Mari Carmen García Garrido (Ambía, Ourense, 1958) ha dedicado su vida al voluntariado desde hace 25 años. Llegó a Ibiza siendo muy joven, y tras trabajar durante años en el sector turístico, un giro en su salud la llevó a descubrir su verdadera vocación: acompañar y cuidar a quienes más lo necesitan. Desde entonces, ha colaborado incansablemente en distintas entidades como la AECC, Cáritas, Protección Civil y la asociación ibicenca Nunca Solos. Su historia es la de una mujer que transforma la empatía en acción.
—¿Dónde nació usted?
—Nací en Ambía, una aldea del Ayuntamiento de Baños de Molgas, en Ourense. Yo fui la tercera de los seis hermanos que éramos. Mis padres eran Ramón y Manuela y a nuestra casa la llamaban ‘la casa de Juanito’ por mi abuelo, aunque ahora se llama ‘la casa de Ramón y Manuela’ y ya no se cambia. Era una casa muy popular en la aldea porque tenía unas parras enormes que cubrían todo el patio de sombra en verano y donde se reunía todo el pueblo cuando terminaban el trabajo en el campo. En invierno, mi padre hacía una hoguera allí mismo y la gente se iba acercando poco a poco a charlar y contar historias alrededor del fuego.

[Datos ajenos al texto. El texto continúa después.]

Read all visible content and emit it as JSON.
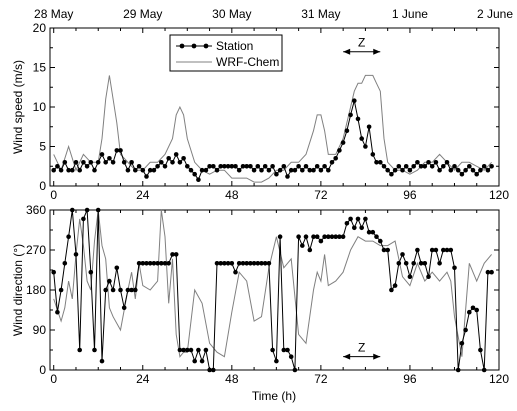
{
  "chart_data": [
    {
      "type": "line",
      "xlabel": "",
      "ylabel": "Wind speed (m/s)",
      "xlim": [
        -1,
        120
      ],
      "ylim": [
        0,
        20
      ],
      "xticks": [
        0,
        24,
        48,
        72,
        96,
        120
      ],
      "yticks": [
        0,
        5,
        10,
        15,
        20
      ],
      "top_axis_labels": [
        {
          "x": 0,
          "label": "28 May"
        },
        {
          "x": 24,
          "label": "29 May"
        },
        {
          "x": 48,
          "label": "30 May"
        },
        {
          "x": 72,
          "label": "31 May"
        },
        {
          "x": 96,
          "label": "1 June"
        },
        {
          "x": 120,
          "label": "2 June"
        }
      ],
      "legend": {
        "position": "top-center"
      },
      "annotation": {
        "text": "Z",
        "x_from": 78,
        "x_to": 88,
        "y": 17
      },
      "series": [
        {
          "name": "Station",
          "style": "line-with-dots",
          "x": [
            0,
            1,
            2,
            3,
            4,
            5,
            6,
            7,
            8,
            9,
            10,
            11,
            12,
            13,
            14,
            15,
            16,
            17,
            18,
            19,
            20,
            21,
            22,
            23,
            24,
            25,
            26,
            27,
            28,
            29,
            30,
            31,
            32,
            33,
            34,
            35,
            36,
            37,
            38,
            39,
            40,
            41,
            42,
            43,
            44,
            45,
            46,
            47,
            48,
            49,
            50,
            51,
            52,
            53,
            54,
            55,
            56,
            57,
            58,
            59,
            60,
            61,
            62,
            63,
            64,
            65,
            66,
            67,
            68,
            69,
            70,
            71,
            72,
            73,
            74,
            75,
            76,
            77,
            78,
            79,
            80,
            81,
            82,
            83,
            84,
            85,
            86,
            87,
            88,
            89,
            90,
            91,
            92,
            93,
            94,
            95,
            96,
            97,
            98,
            99,
            100,
            101,
            102,
            103,
            104,
            105,
            106,
            107,
            108,
            109,
            110,
            111,
            112,
            113,
            114,
            115,
            116,
            117,
            118
          ],
          "values": [
            2,
            2.5,
            2,
            3,
            2,
            2,
            3,
            2,
            3,
            2.5,
            3,
            2,
            3,
            4,
            3,
            3.5,
            3,
            4.5,
            4.5,
            3,
            2,
            3,
            2,
            2.5,
            2,
            1.2,
            2,
            2,
            2.5,
            3,
            2.5,
            3.5,
            3,
            4,
            3,
            3.5,
            2.5,
            2,
            1.5,
            0.8,
            2,
            2,
            2.5,
            2.5,
            2,
            2.5,
            2.5,
            2.5,
            2.5,
            2.5,
            2,
            2.5,
            2.5,
            2.5,
            2,
            2.5,
            2,
            2.5,
            2,
            2.5,
            1.5,
            2,
            2.5,
            1.2,
            2,
            2,
            2.5,
            2,
            2.5,
            2,
            2,
            2.5,
            2,
            2.5,
            2,
            3,
            3.5,
            4.5,
            5.5,
            7,
            9,
            10.8,
            8.5,
            6,
            5,
            7.5,
            4,
            3,
            3,
            2.5,
            2,
            1.5,
            2,
            2.5,
            2,
            2.5,
            2,
            2.5,
            3,
            2.5,
            2.5,
            3,
            2.5,
            3,
            2,
            2.5,
            3,
            2,
            2.5,
            2,
            1.5,
            2,
            2.5,
            2,
            1.5,
            2,
            2.5,
            2,
            2.5
          ]
        },
        {
          "name": "WRF-Chem",
          "style": "line",
          "x": [
            0,
            2,
            4,
            6,
            8,
            10,
            12,
            13,
            14,
            15,
            16,
            17,
            18,
            20,
            22,
            24,
            26,
            28,
            30,
            32,
            33,
            34,
            35,
            36,
            38,
            40,
            42,
            44,
            46,
            48,
            50,
            52,
            54,
            56,
            58,
            60,
            62,
            64,
            66,
            68,
            70,
            71,
            72,
            73,
            74,
            76,
            78,
            80,
            81,
            82,
            83,
            84,
            85,
            86,
            87,
            88,
            89,
            90,
            92,
            94,
            96,
            98,
            100,
            102,
            104,
            106,
            108,
            110,
            112,
            114,
            116,
            118
          ],
          "values": [
            4,
            2,
            5,
            2,
            4,
            3,
            3,
            6,
            11,
            14,
            11,
            8,
            4,
            3,
            2,
            2,
            3,
            3,
            4,
            6,
            9,
            10,
            9,
            6,
            3,
            2,
            1.5,
            2,
            2,
            1,
            1,
            1,
            0.5,
            0.5,
            1,
            2,
            2,
            3,
            3,
            4,
            7,
            9,
            9,
            7,
            4,
            4,
            6,
            10,
            12,
            13,
            13,
            14,
            14,
            14,
            13,
            12,
            6,
            3,
            2,
            2,
            1.5,
            2,
            3,
            3,
            4,
            3,
            2,
            3,
            3,
            2.5,
            2,
            3
          ]
        }
      ]
    },
    {
      "type": "line",
      "xlabel": "Time (h)",
      "ylabel": "Wind direction (°)",
      "xlim": [
        -1,
        120
      ],
      "ylim": [
        0,
        360
      ],
      "xticks": [
        0,
        24,
        48,
        72,
        96,
        120
      ],
      "yticks": [
        0,
        90,
        180,
        270,
        360
      ],
      "annotation": {
        "text": "Z",
        "x_from": 78,
        "x_to": 88,
        "y": 30
      },
      "series": [
        {
          "name": "Station",
          "style": "line-with-dots",
          "x": [
            0,
            1,
            2,
            3,
            4,
            5,
            6,
            7,
            8,
            9,
            10,
            11,
            12,
            13,
            14,
            15,
            16,
            17,
            18,
            19,
            20,
            21,
            22,
            23,
            24,
            25,
            26,
            27,
            28,
            29,
            30,
            31,
            32,
            33,
            34,
            35,
            36,
            37,
            38,
            39,
            40,
            41,
            42,
            43,
            44,
            45,
            46,
            47,
            48,
            49,
            50,
            51,
            52,
            53,
            54,
            55,
            56,
            57,
            58,
            59,
            60,
            61,
            62,
            63,
            64,
            65,
            66,
            67,
            68,
            69,
            70,
            71,
            72,
            73,
            74,
            75,
            76,
            77,
            78,
            79,
            80,
            81,
            82,
            83,
            84,
            85,
            86,
            87,
            88,
            89,
            90,
            91,
            92,
            93,
            94,
            95,
            96,
            97,
            98,
            99,
            100,
            101,
            102,
            103,
            104,
            105,
            106,
            107,
            108,
            109,
            110,
            111,
            112,
            113,
            114,
            115,
            116,
            117,
            118
          ],
          "values": [
            220,
            130,
            180,
            240,
            300,
            360,
            260,
            45,
            340,
            360,
            220,
            45,
            360,
            20,
            180,
            200,
            180,
            230,
            180,
            140,
            180,
            180,
            180,
            240,
            240,
            240,
            240,
            240,
            240,
            240,
            240,
            240,
            260,
            260,
            45,
            45,
            45,
            45,
            20,
            45,
            20,
            45,
            0,
            0,
            240,
            240,
            240,
            240,
            240,
            220,
            240,
            240,
            240,
            240,
            240,
            240,
            240,
            240,
            240,
            45,
            20,
            300,
            45,
            45,
            30,
            0,
            300,
            280,
            300,
            270,
            300,
            300,
            290,
            300,
            300,
            300,
            300,
            300,
            300,
            330,
            340,
            320,
            340,
            320,
            340,
            310,
            310,
            300,
            290,
            270,
            270,
            180,
            190,
            240,
            260,
            240,
            210,
            240,
            270,
            240,
            240,
            210,
            270,
            270,
            240,
            270,
            270,
            270,
            230,
            0,
            60,
            90,
            130,
            140,
            135,
            45,
            0,
            220,
            220
          ]
        },
        {
          "name": "WRF-Chem",
          "style": "line",
          "x": [
            0,
            2,
            3,
            4,
            5,
            6,
            7,
            8,
            9,
            10,
            11,
            12,
            13,
            14,
            15,
            16,
            18,
            20,
            21,
            22,
            23,
            24,
            26,
            28,
            29,
            30,
            31,
            32,
            33,
            34,
            35,
            36,
            38,
            40,
            42,
            44,
            46,
            48,
            50,
            52,
            54,
            56,
            58,
            60,
            62,
            64,
            66,
            68,
            70,
            71,
            72,
            73,
            74,
            76,
            78,
            80,
            82,
            84,
            86,
            88,
            90,
            92,
            94,
            96,
            98,
            100,
            102,
            104,
            106,
            107,
            108,
            110,
            112,
            114,
            116,
            118
          ],
          "values": [
            160,
            110,
            140,
            200,
            160,
            260,
            340,
            280,
            200,
            180,
            290,
            360,
            280,
            250,
            140,
            120,
            90,
            180,
            220,
            160,
            240,
            190,
            180,
            200,
            360,
            300,
            150,
            250,
            80,
            30,
            40,
            40,
            180,
            150,
            60,
            40,
            30,
            130,
            220,
            200,
            110,
            120,
            230,
            300,
            230,
            250,
            80,
            60,
            180,
            220,
            200,
            260,
            190,
            200,
            220,
            270,
            300,
            290,
            290,
            280,
            280,
            290,
            210,
            190,
            240,
            200,
            220,
            200,
            220,
            200,
            120,
            30,
            240,
            200,
            240,
            260
          ]
        }
      ]
    }
  ]
}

—Suena todo muy idílico. ¿Nos podría describir su aldea cuando era niña?
—Era una aldea relativamente grande con muchos vecinos. Hay que tener en cuenta que cada familia tenía muchos hijos (ríe). Todos nos llevábamos bien y la peor maldad era que alguien acercara sus cabras a los geranios de otro para que se los comiera, pero siempre en tono de broma y risas. Allí todos íbamos a una. Cuando alguien necesitaba algo, toda la aldea se volcaba en casa de este o de aquel y, al terminar, mi padre organizaba una chocolatada en el patio, que era como el centro social de la aldea (ríe). Había dos escuelas, una para niños y otra para niñas —de la que guardo muy buen recuerdo—, y una tienda que a la vez era bar, donde comprábamos arroz, aceite, sal o chocolate. No había mucho más que comprar. Todo lo demás solíamos tenerlo en casa, de nuestra propia cosecha y de nuestros propios animales. La harina para hacer el pan en casa se iba a moler al molino que había en el río, el queso lo hacíamos de la leche de nuestras vacas o cabras…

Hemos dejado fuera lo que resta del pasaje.